Placentation depends on the invasion of maternal tissue by cytotrophoblasts. The HLA-G is a molecule expressed by extravillous trophoblast cells, and may protect these cells from the maternal immune response. Yie et al. have postulated that the reduced expression of this gene could play a role in preeclampsia.²⁰ The HLA-G is found in the placenta and circulation and is almost exclusively produced by trophoblasts. It was consistently lower in the first and second trimester in those women who developed preeclampsia versus matched controls. No statistical difference was seen in third trimester levels, although an earlier study by this group²⁰ did demonstrate a difference. Finding a marked difference early in pregnancy supports the concept that it is an early defect in placental implantation that leads to the later maternal manifestation of preeclampsia. Moreover, it is not known whether this reduced expression of the HLA-G gene is the cause, because it protects trophoblasts from the maternal immune response, or another marker, but it may have predictive value.

The cytokine TNF-α and its variants have been studied in many disease states. It is released by macrophages and mast cells, and is a potent immune modulator responsible for lymphocyte and interleukin activation. Schipper et al. focused their attention on TNF in their study of high-risk women.²¹ In their cohort study, TNF levels were monitored throughout pregnancy in 68 women with a history of severe preeclampsia, intrauterine growth retardation, or hypertension. The levels rose throughout pregnancy, but no significant differences were noted between normotensive, hypertensive, or preeclamptic women in any trimester.
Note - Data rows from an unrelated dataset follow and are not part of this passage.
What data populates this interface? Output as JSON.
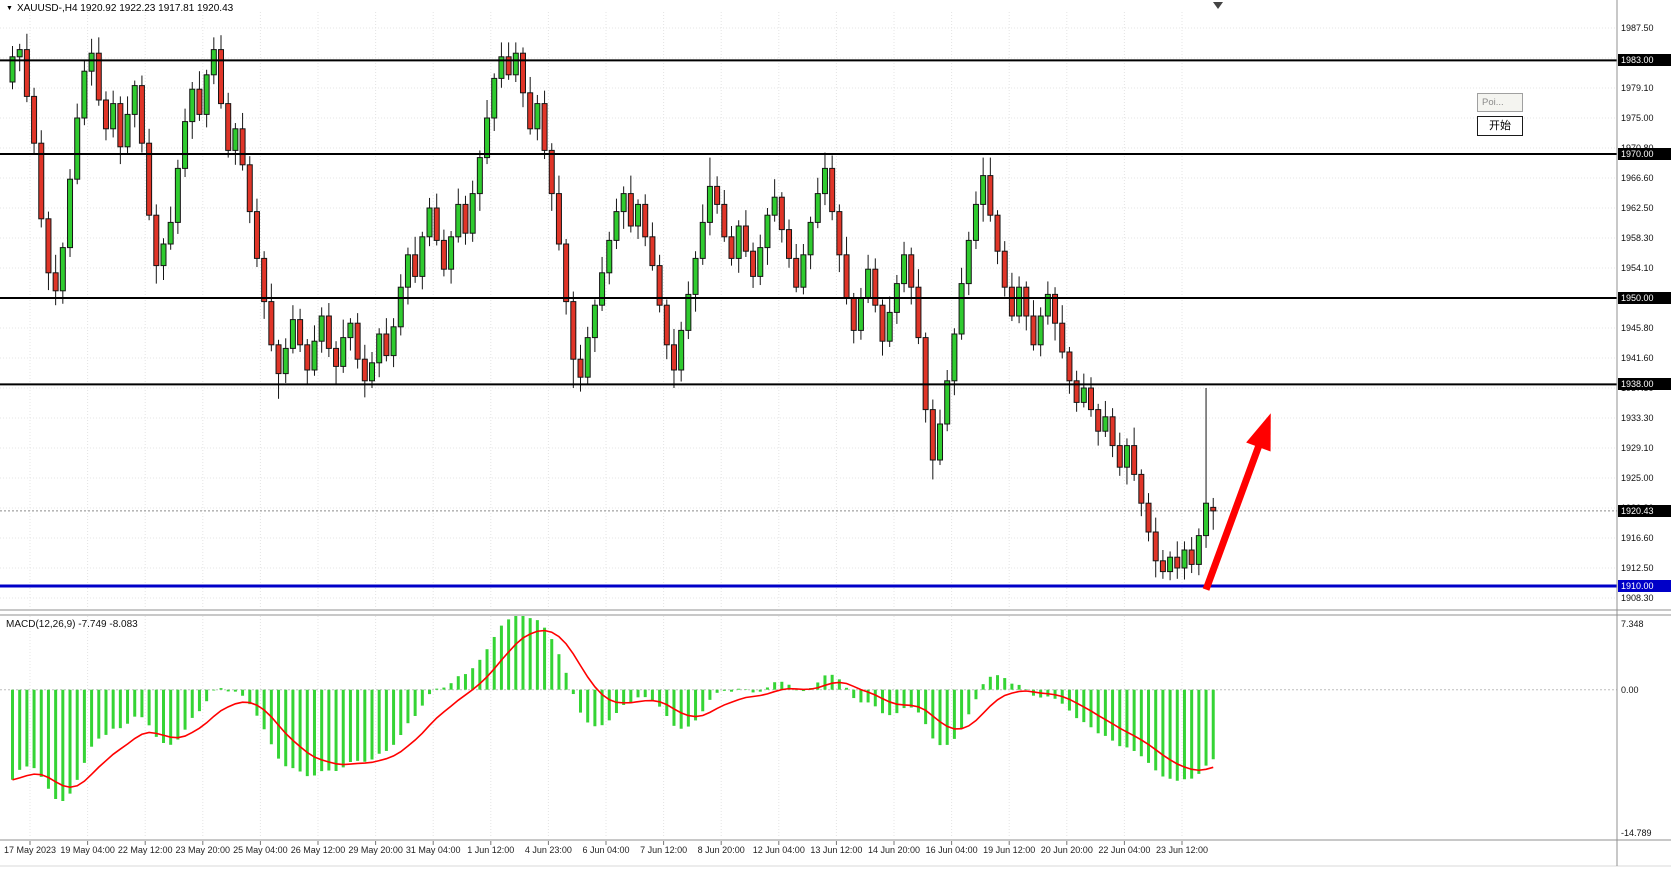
{
  "header": {
    "symbol_line": "XAUUSD-,H4 1920.92 1922.23 1917.81 1920.43",
    "symbol": "XAUUSD-",
    "timeframe": "H4",
    "ohlc_quote": {
      "open": "1920.92",
      "high": "1922.23",
      "low": "1917.81",
      "close": "1920.43"
    }
  },
  "overlay": {
    "pointer_tooltip": "Poi...",
    "start_button": "开始"
  },
  "indicator_label": "MACD(12,26,9) -7.749 -8.083",
  "chart_data": {
    "type": "candlestick",
    "symbol": "XAUUSD-",
    "timeframe": "H4",
    "grid": true,
    "ylim": [
      1906.9,
      1991.4
    ],
    "y_ticks": [
      "1987.50",
      "1983.30",
      "1979.10",
      "1975.00",
      "1970.80",
      "1966.60",
      "1962.50",
      "1958.30",
      "1954.10",
      "1950.00",
      "1945.80",
      "1941.60",
      "1937.50",
      "1933.30",
      "1929.10",
      "1925.00",
      "1920.80",
      "1916.60",
      "1912.50",
      "1908.30"
    ],
    "x_labels": [
      "17 May 2023",
      "19 May 04:00",
      "22 May 12:00",
      "23 May 20:00",
      "25 May 04:00",
      "26 May 12:00",
      "29 May 20:00",
      "31 May 04:00",
      "1 Jun 12:00",
      "4 Jun 23:00",
      "6 Jun 04:00",
      "7 Jun 12:00",
      "8 Jun 20:00",
      "12 Jun 04:00",
      "13 Jun 12:00",
      "14 Jun 20:00",
      "16 Jun 04:00",
      "19 Jun 12:00",
      "20 Jun 20:00",
      "22 Jun 04:00",
      "23 Jun 12:00"
    ],
    "colors": {
      "up": "#2fcb2f",
      "down": "#e03528",
      "outline": "#151515",
      "level": "#000000",
      "support": "#0000c8"
    },
    "levels": [
      {
        "price": 1983.0,
        "label": "1983.00",
        "color": "#000000",
        "width": 2
      },
      {
        "price": 1970.0,
        "label": "1970.00",
        "color": "#000000",
        "width": 2
      },
      {
        "price": 1950.0,
        "label": "1950.00",
        "color": "#000000",
        "width": 2
      },
      {
        "price": 1938.0,
        "label": "1938.00",
        "color": "#000000",
        "width": 2
      },
      {
        "price": 1910.0,
        "label": "1910.00",
        "color": "#0000c8",
        "width": 3
      }
    ],
    "current_price": {
      "value": 1920.43,
      "label": "1920.43"
    },
    "macd": {
      "params": "12,26,9",
      "macd_value": -7.749,
      "signal_value": -8.083,
      "scale_max": "7.348",
      "scale_zero": "0.00",
      "scale_min": "-14.789",
      "histogram_color": "#35d435",
      "signal_color": "#ff0000",
      "seed_ema12": 1980.0,
      "seed_ema26": 1990.0,
      "seed_signal": -9.0
    },
    "annotation_arrow": {
      "color": "#ff0000",
      "from": {
        "index": 166,
        "price": 1909.5
      },
      "to": {
        "index": 175,
        "price": 1934.0
      }
    },
    "candles": [
      [
        1980.0,
        1985.0,
        1979.0,
        1983.5
      ],
      [
        1983.5,
        1985.3,
        1981.5,
        1984.5
      ],
      [
        1984.5,
        1986.7,
        1977.2,
        1978.0
      ],
      [
        1978.0,
        1979.2,
        1969.9,
        1971.5
      ],
      [
        1971.5,
        1973.3,
        1959.8,
        1961.0
      ],
      [
        1961.0,
        1962.0,
        1951.1,
        1953.5
      ],
      [
        1953.5,
        1956.0,
        1949.0,
        1951.0
      ],
      [
        1951.0,
        1957.7,
        1949.2,
        1957.0
      ],
      [
        1957.0,
        1967.9,
        1955.7,
        1966.5
      ],
      [
        1966.5,
        1977.0,
        1965.8,
        1975.0
      ],
      [
        1975.0,
        1983.0,
        1974.0,
        1981.5
      ],
      [
        1981.5,
        1986.0,
        1979.5,
        1984.0
      ],
      [
        1984.0,
        1986.2,
        1976.7,
        1977.5
      ],
      [
        1977.5,
        1978.7,
        1971.9,
        1973.5
      ],
      [
        1973.5,
        1978.8,
        1972.3,
        1977.0
      ],
      [
        1977.0,
        1978.0,
        1968.6,
        1971.0
      ],
      [
        1971.0,
        1978.0,
        1970.1,
        1975.5
      ],
      [
        1975.5,
        1980.2,
        1973.7,
        1979.5
      ],
      [
        1979.5,
        1980.9,
        1970.2,
        1971.5
      ],
      [
        1971.5,
        1973.5,
        1960.8,
        1961.5
      ],
      [
        1961.5,
        1963.0,
        1952.0,
        1954.5
      ],
      [
        1954.5,
        1958.3,
        1952.5,
        1957.5
      ],
      [
        1957.5,
        1962.7,
        1956.7,
        1960.5
      ],
      [
        1960.5,
        1969.2,
        1958.9,
        1968.0
      ],
      [
        1968.0,
        1976.3,
        1966.8,
        1974.5
      ],
      [
        1974.5,
        1980.0,
        1972.1,
        1979.0
      ],
      [
        1979.0,
        1981.5,
        1974.6,
        1975.5
      ],
      [
        1975.5,
        1981.7,
        1973.7,
        1981.0
      ],
      [
        1981.0,
        1986.2,
        1979.7,
        1984.5
      ],
      [
        1984.5,
        1986.5,
        1976.3,
        1977.0
      ],
      [
        1977.0,
        1978.5,
        1969.5,
        1970.5
      ],
      [
        1970.5,
        1974.3,
        1968.5,
        1973.5
      ],
      [
        1973.5,
        1975.7,
        1967.7,
        1968.5
      ],
      [
        1968.5,
        1969.7,
        1960.4,
        1962.0
      ],
      [
        1962.0,
        1963.8,
        1954.3,
        1955.5
      ],
      [
        1955.5,
        1956.5,
        1947.1,
        1949.5
      ],
      [
        1949.5,
        1952.0,
        1942.6,
        1943.5
      ],
      [
        1943.5,
        1944.2,
        1936.0,
        1939.5
      ],
      [
        1939.5,
        1944.4,
        1938.2,
        1943.0
      ],
      [
        1943.0,
        1949.0,
        1942.3,
        1947.0
      ],
      [
        1947.0,
        1948.5,
        1942.5,
        1943.5
      ],
      [
        1943.5,
        1944.3,
        1938.0,
        1940.0
      ],
      [
        1940.0,
        1946.2,
        1939.2,
        1944.0
      ],
      [
        1944.0,
        1948.7,
        1942.4,
        1947.5
      ],
      [
        1947.5,
        1949.3,
        1941.8,
        1943.0
      ],
      [
        1943.0,
        1944.0,
        1938.1,
        1940.5
      ],
      [
        1940.5,
        1947.0,
        1939.6,
        1944.5
      ],
      [
        1944.5,
        1947.2,
        1942.7,
        1946.5
      ],
      [
        1946.5,
        1947.9,
        1940.2,
        1941.5
      ],
      [
        1941.5,
        1943.5,
        1936.2,
        1938.5
      ],
      [
        1938.5,
        1942.5,
        1937.5,
        1941.0
      ],
      [
        1941.0,
        1945.8,
        1939.0,
        1945.0
      ],
      [
        1945.0,
        1947.2,
        1941.2,
        1942.0
      ],
      [
        1942.0,
        1947.2,
        1940.4,
        1946.0
      ],
      [
        1946.0,
        1953.3,
        1944.8,
        1951.5
      ],
      [
        1951.5,
        1957.0,
        1949.1,
        1956.0
      ],
      [
        1956.0,
        1958.5,
        1952.1,
        1953.0
      ],
      [
        1953.0,
        1959.2,
        1951.2,
        1958.5
      ],
      [
        1958.5,
        1963.9,
        1957.2,
        1962.5
      ],
      [
        1962.5,
        1964.5,
        1957.3,
        1958.0
      ],
      [
        1958.0,
        1959.5,
        1953.0,
        1954.0
      ],
      [
        1954.0,
        1959.3,
        1952.0,
        1958.5
      ],
      [
        1958.5,
        1965.2,
        1957.7,
        1963.0
      ],
      [
        1963.0,
        1964.2,
        1957.4,
        1959.0
      ],
      [
        1959.0,
        1966.3,
        1957.8,
        1964.5
      ],
      [
        1964.5,
        1970.5,
        1962.1,
        1969.5
      ],
      [
        1969.5,
        1977.5,
        1968.6,
        1975.0
      ],
      [
        1975.0,
        1981.2,
        1973.2,
        1980.5
      ],
      [
        1980.5,
        1985.5,
        1979.2,
        1983.5
      ],
      [
        1983.5,
        1985.5,
        1980.3,
        1981.0
      ],
      [
        1981.0,
        1985.5,
        1980.0,
        1984.0
      ],
      [
        1984.0,
        1984.8,
        1976.5,
        1978.5
      ],
      [
        1978.5,
        1980.7,
        1972.7,
        1973.5
      ],
      [
        1973.5,
        1978.2,
        1971.9,
        1977.0
      ],
      [
        1977.0,
        1978.8,
        1969.3,
        1970.5
      ],
      [
        1970.5,
        1971.5,
        1962.1,
        1964.5
      ],
      [
        1964.5,
        1967.0,
        1956.6,
        1957.5
      ],
      [
        1957.5,
        1958.2,
        1947.7,
        1949.5
      ],
      [
        1949.5,
        1950.9,
        1937.5,
        1941.5
      ],
      [
        1941.5,
        1943.5,
        1937.0,
        1939.0
      ],
      [
        1939.0,
        1946.0,
        1938.0,
        1944.5
      ],
      [
        1944.5,
        1949.8,
        1942.5,
        1949.0
      ],
      [
        1949.0,
        1955.7,
        1948.2,
        1953.5
      ],
      [
        1953.5,
        1959.2,
        1951.9,
        1958.0
      ],
      [
        1958.0,
        1963.8,
        1956.8,
        1962.0
      ],
      [
        1962.0,
        1965.5,
        1959.6,
        1964.5
      ],
      [
        1964.5,
        1967.0,
        1959.1,
        1960.0
      ],
      [
        1960.0,
        1963.7,
        1958.2,
        1963.0
      ],
      [
        1963.0,
        1964.4,
        1957.2,
        1958.5
      ],
      [
        1958.5,
        1960.5,
        1953.8,
        1954.5
      ],
      [
        1954.5,
        1956.0,
        1948.0,
        1949.0
      ],
      [
        1949.0,
        1949.8,
        1941.5,
        1943.5
      ],
      [
        1943.5,
        1945.7,
        1937.5,
        1940.0
      ],
      [
        1940.0,
        1946.7,
        1938.4,
        1945.5
      ],
      [
        1945.5,
        1952.3,
        1944.3,
        1950.5
      ],
      [
        1950.5,
        1956.5,
        1948.1,
        1955.5
      ],
      [
        1955.5,
        1963.0,
        1954.6,
        1960.5
      ],
      [
        1960.5,
        1969.5,
        1958.7,
        1965.5
      ],
      [
        1965.5,
        1966.9,
        1961.7,
        1963.0
      ],
      [
        1963.0,
        1965.0,
        1957.8,
        1958.5
      ],
      [
        1958.5,
        1960.0,
        1954.5,
        1955.5
      ],
      [
        1955.5,
        1960.8,
        1953.5,
        1960.0
      ],
      [
        1960.0,
        1962.2,
        1955.7,
        1956.5
      ],
      [
        1956.5,
        1957.7,
        1951.4,
        1953.0
      ],
      [
        1953.0,
        1958.8,
        1951.8,
        1957.0
      ],
      [
        1957.0,
        1962.5,
        1954.6,
        1961.5
      ],
      [
        1961.5,
        1966.5,
        1960.6,
        1964.0
      ],
      [
        1964.0,
        1964.7,
        1957.7,
        1959.5
      ],
      [
        1959.5,
        1960.9,
        1954.2,
        1955.5
      ],
      [
        1955.5,
        1957.5,
        1950.8,
        1951.5
      ],
      [
        1951.5,
        1957.5,
        1950.5,
        1956.0
      ],
      [
        1956.0,
        1961.3,
        1954.0,
        1960.5
      ],
      [
        1960.5,
        1966.7,
        1959.7,
        1964.5
      ],
      [
        1964.5,
        1970.2,
        1962.9,
        1968.0
      ],
      [
        1968.0,
        1969.8,
        1960.8,
        1962.0
      ],
      [
        1962.0,
        1963.0,
        1953.6,
        1956.0
      ],
      [
        1956.0,
        1958.5,
        1949.1,
        1950.0
      ],
      [
        1950.0,
        1950.7,
        1943.7,
        1945.5
      ],
      [
        1945.5,
        1951.4,
        1944.2,
        1950.0
      ],
      [
        1950.0,
        1956.0,
        1949.3,
        1954.0
      ],
      [
        1954.0,
        1955.5,
        1948.0,
        1949.0
      ],
      [
        1949.0,
        1949.8,
        1942.0,
        1944.0
      ],
      [
        1944.0,
        1950.2,
        1943.2,
        1948.0
      ],
      [
        1948.0,
        1953.2,
        1946.4,
        1952.0
      ],
      [
        1952.0,
        1957.8,
        1950.8,
        1956.0
      ],
      [
        1956.0,
        1957.0,
        1949.1,
        1951.5
      ],
      [
        1951.5,
        1954.0,
        1943.6,
        1944.5
      ],
      [
        1944.5,
        1945.2,
        1932.7,
        1934.5
      ],
      [
        1934.5,
        1935.9,
        1924.8,
        1927.5
      ],
      [
        1927.5,
        1934.5,
        1926.8,
        1932.5
      ],
      [
        1932.5,
        1940.0,
        1931.5,
        1938.5
      ],
      [
        1938.5,
        1945.8,
        1936.5,
        1945.0
      ],
      [
        1945.0,
        1954.2,
        1944.2,
        1952.0
      ],
      [
        1952.0,
        1959.2,
        1950.4,
        1958.0
      ],
      [
        1958.0,
        1964.8,
        1956.8,
        1963.0
      ],
      [
        1963.0,
        1969.5,
        1960.6,
        1967.0
      ],
      [
        1967.0,
        1969.5,
        1960.6,
        1961.5
      ],
      [
        1961.5,
        1962.2,
        1954.7,
        1956.5
      ],
      [
        1956.5,
        1957.9,
        1950.2,
        1951.5
      ],
      [
        1951.5,
        1953.5,
        1946.8,
        1947.5
      ],
      [
        1947.5,
        1953.0,
        1946.5,
        1951.5
      ],
      [
        1951.5,
        1952.3,
        1945.5,
        1947.5
      ],
      [
        1947.5,
        1949.7,
        1942.7,
        1943.5
      ],
      [
        1943.5,
        1948.7,
        1941.9,
        1947.5
      ],
      [
        1947.5,
        1952.3,
        1946.3,
        1950.5
      ],
      [
        1950.5,
        1951.5,
        1944.1,
        1946.5
      ],
      [
        1946.5,
        1949.0,
        1941.6,
        1942.5
      ],
      [
        1942.5,
        1943.2,
        1936.7,
        1938.5
      ],
      [
        1938.5,
        1939.9,
        1934.2,
        1935.5
      ],
      [
        1935.5,
        1939.5,
        1934.8,
        1937.5
      ],
      [
        1937.5,
        1939.0,
        1933.5,
        1934.5
      ],
      [
        1934.5,
        1935.3,
        1929.5,
        1931.5
      ],
      [
        1931.5,
        1935.7,
        1930.7,
        1933.5
      ],
      [
        1933.5,
        1934.7,
        1927.9,
        1929.5
      ],
      [
        1929.5,
        1931.3,
        1925.3,
        1926.5
      ],
      [
        1926.5,
        1930.5,
        1924.1,
        1929.5
      ],
      [
        1929.5,
        1932.0,
        1924.6,
        1925.5
      ],
      [
        1925.5,
        1926.2,
        1919.7,
        1921.5
      ],
      [
        1921.5,
        1922.9,
        1916.2,
        1917.5
      ],
      [
        1917.5,
        1919.5,
        1911.2,
        1913.5
      ],
      [
        1913.5,
        1915.0,
        1911.0,
        1912.0
      ],
      [
        1912.0,
        1914.8,
        1910.8,
        1914.0
      ],
      [
        1914.0,
        1916.2,
        1911.0,
        1912.5
      ],
      [
        1912.5,
        1916.2,
        1910.9,
        1915.0
      ],
      [
        1915.0,
        1916.8,
        1911.8,
        1913.0
      ],
      [
        1913.0,
        1918.0,
        1911.5,
        1917.0
      ],
      [
        1917.0,
        1937.5,
        1915.3,
        1921.5
      ],
      [
        1920.92,
        1922.23,
        1917.81,
        1920.43
      ]
    ]
  }
}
This is in contrast to several studies that found increased TNF and TNF-receptor (TNF-r) levels in the third trimester in preeclamptic women. In the Schipper study, TNF-r levels were higher in the second trimester in women with both preeclampsia and intrauterine growth retardation, but not in women affected by preeclampsia without fetal growth restriction. TNF-r was also high in women with severe preeclampsia. These varied outcomes may be the result of a small sample size, or more likely that there are many mechanisms and influences at work in preeclampsia.